Aspartame was invented by the chemist James M. Schlatter who worked at G. D. Searle & Company in 1965. It became popular worldwide under the brand name NutraSweet that NutraSweet Company sold. The primary reason for his popularity with industrial food manufacturers was his potency. This sweetener is around 200 times sweeter than table sugar. Since very little of it had to be used in food recipes, its caloric value was negligible. Many food manufacturers marketed their products with some “low caloric value” branding. It was also popular because its sweet taste lasted more than the one from table sugar. Still, it had to be mixed with other artificial sweeteners to achieve a similar overall taste to natural sugar.
Even though this product ended up in thousands of products sold worldwide, there was much health-related controversy surrounding it. During the first 50 years of its discovery, aspartame became one of the most tested and closely looked at human consumption food substances worldwide, with over 90 government and scientific studies dedicated to it. Opponents of aspartame cited numerous health risks and alleged conflicts of interest that brought to its mass use in the food industry. Still, official government studies repeatedly concluded that aspartame is safe and can only cause rare health disorders if used excessively. The controversy never managed to leave aspartame, with several “hoaxes” popularizing the opinion that this artificial sweetener is unsafe.

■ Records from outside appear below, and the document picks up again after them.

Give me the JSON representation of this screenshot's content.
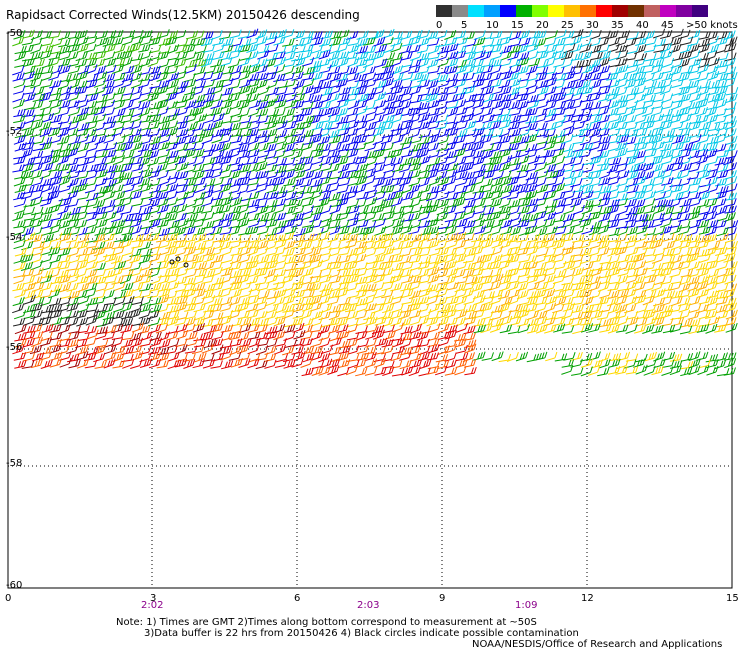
{
  "title": "Rapidsact Corrected Winds(12.5KM) 20150426 descending",
  "legend": {
    "labels": [
      "0",
      "5",
      "10",
      "15",
      "20",
      "25",
      "30",
      "35",
      "40",
      "45",
      ">50 knots"
    ],
    "colors": [
      "#303030",
      "#8a8a8a",
      "#00e0ff",
      "#00a0ff",
      "#0000ff",
      "#00b000",
      "#80ff00",
      "#ffff00",
      "#ffc000",
      "#ff7000",
      "#ff0000",
      "#a00000",
      "#703000",
      "#c06060",
      "#c000c0",
      "#8000a0",
      "#400080"
    ]
  },
  "map": {
    "lat_labels": [
      "-50",
      "-52",
      "-54",
      "-56",
      "-58",
      "-60"
    ],
    "lon_labels": [
      "0",
      "3",
      "6",
      "9",
      "12",
      "15"
    ],
    "times": [
      "2:02",
      "2:03",
      "1:09"
    ],
    "gridline_style": "dotted"
  },
  "notes": {
    "line1": "Note: 1) Times are GMT 2)Times along bottom correspond to measurement at ~50S",
    "line2": "3)Data buffer is 22 hrs from 20150426 4) Black circles indicate possible contamination",
    "line3": "NOAA/NESDIS/Office of Research and Applications"
  }
}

Eventually, pressure from the public and the discovery of new artificial sweeteners moved chewing gum manufacturers to switch to other substances. The most popular artificial sweetener in chewing gum today is xylitol, which provides sweetness and protects teeth from bacteria by denying their nutrients. Some chewing gum brands focused on xylitol are Epic Dental, Glee, Pur Gum, Spry, Peppersmith Chewing Gum, Xyla Gum, Xponent Gum, Trident, and Xylichew Gum.
People who want to avoid using aspartame in their food products still have to be careful today because this artificial sweetener is still used in over 6 thousand consumer foods today, including beverages, soft drinks, instant foods, breath mints, frozen desserts, pharmaceutical drugs, instant coffees, milk products and of course many brands of chewing gums.